Le site de Challenges a publié il y a quinze jours un article amusant sur le coût exact de formation d’un énarque. Car il ne suffit pas de déplorer les résultats produits par cette école : en connaître le coût peut réserver de jolies surprises.

Si l’on se souvient que le coût moyen d’un étudiant à l’université est d’environ 7 000 euros annuels, une petite comparaison permet assez vite de mesurer le malheur du contribuable français énarchophobe moyen.

Selon Challenges, un énarque coûte en moyenne 83 300 euros annuels à l’Etat, soit 11 fois plus que l’universitaire habituel. Ce chiffre, qui s’explique essentiellement par la masse salariale de l’École, laisse évidemment songeur.

Pour être totalement franc, je trouve ce chiffre un peu gênant, car la journaliste qui signe l’article n’explique pas sa méthode de calcul.

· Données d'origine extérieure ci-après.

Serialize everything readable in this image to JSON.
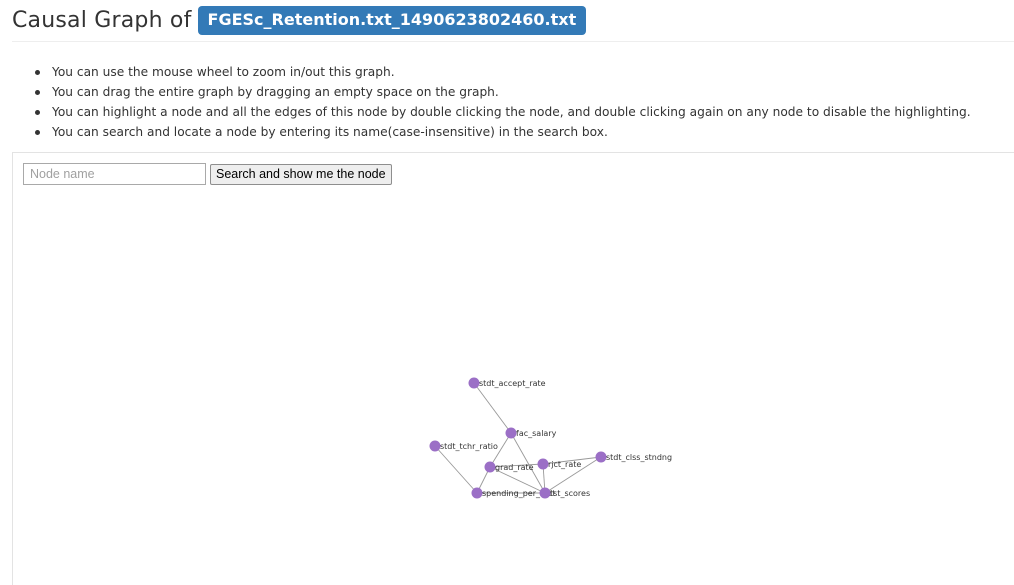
{
  "header": {
    "title_prefix": "Causal Graph of",
    "file_name": "FGESc_Retention.txt_1490623802460.txt"
  },
  "instructions": [
    "You can use the mouse wheel to zoom in/out this graph.",
    "You can drag the entire graph by dragging an empty space on the graph.",
    "You can highlight a node and all the edges of this node by double clicking the node, and double clicking again on any node to disable the highlighting.",
    "You can search and locate a node by entering its name(case-insensitive) in the search box."
  ],
  "search": {
    "placeholder": "Node name",
    "value": "",
    "button_label": "Search and show me the node"
  },
  "graph": {
    "node_color": "#9b6fc6",
    "edge_color": "#999999",
    "nodes": [
      "stdt_accept_rate",
      "fac_salary",
      "stdt_tchr_ratio",
      "grad_rate",
      "rjct_rate",
      "stdt_clss_stndng",
      "spending_per_stdt",
      "tst_scores"
    ],
    "edges": [
      [
        "stdt_accept_rate",
        "fac_salary"
      ],
      [
        "fac_salary",
        "grad_rate"
      ],
      [
        "fac_salary",
        "tst_scores"
      ],
      [
        "stdt_tchr_ratio",
        "spending_per_stdt"
      ],
      [
        "grad_rate",
        "spending_per_stdt"
      ],
      [
        "grad_rate",
        "rjct_rate"
      ],
      [
        "grad_rate",
        "tst_scores"
      ],
      [
        "rjct_rate",
        "stdt_clss_stndng"
      ],
      [
        "rjct_rate",
        "tst_scores"
      ],
      [
        "stdt_clss_stndng",
        "tst_scores"
      ],
      [
        "spending_per_stdt",
        "tst_scores"
      ]
    ]
  }
}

Elle semble distinguer le coût direct d’un élève, largement lié au salaire qui lui est versé, et le coût global de l’école, qui est bien plus élevé parce qu’il intègre des coûts autres que la formation des énarques eux-mêmes.

Cette distinction est dommageable, car, selon les chiffres figurant dans le rapport d’activité de l’ENA, l’école compte tout de même 215 fonctionnaires employés par l’Ecole pour 80 élèves français en formation initiale, 29 étrangers, et 211 stagiaires en formation continue (à qui l’école assure une moyenne de 35 jours de formation). Autrement dit, l’ENA compte en gros un fonctionnaire à temps plein pour 1,5 élèves formés, en comptant très large. Un record ! Qui ne tient d’ailleurs pas compte des charters d’enseignants qui font le voyage Paris-Strasbourg spécialement pour une ou deux heures de cours, aux frais du contribuable.

Une étude de 2009 publiée par l’IFRAP soutenait que le coût moyen d’un élève de l’ENA s’approchait plus des 130 000 euros. Là encore, le chiffre surprend un peu, car il situerait, grosso modo, le coût global de la formation annuelle des élèves à environ 13 millions d’euros. Selon la méthode que l’on choisit, étant donné que la formation des élèves dure deux ans, on pourrait même imaginer, en appliquant les chiffres de l’IFRAP, que le coût global des énarques soit de 26 millions d’euros, donc 13 millions par an pour chaque promotion.

Là encore, je n’ignore pas tous les petits à-côtés de l’Ecole : des séminaires internationaux, des flonflons dans tous les sens, qui occupent les fonctionnaires en sureffectifs affectés dans les locaux. Tout cela coûte de l’argent.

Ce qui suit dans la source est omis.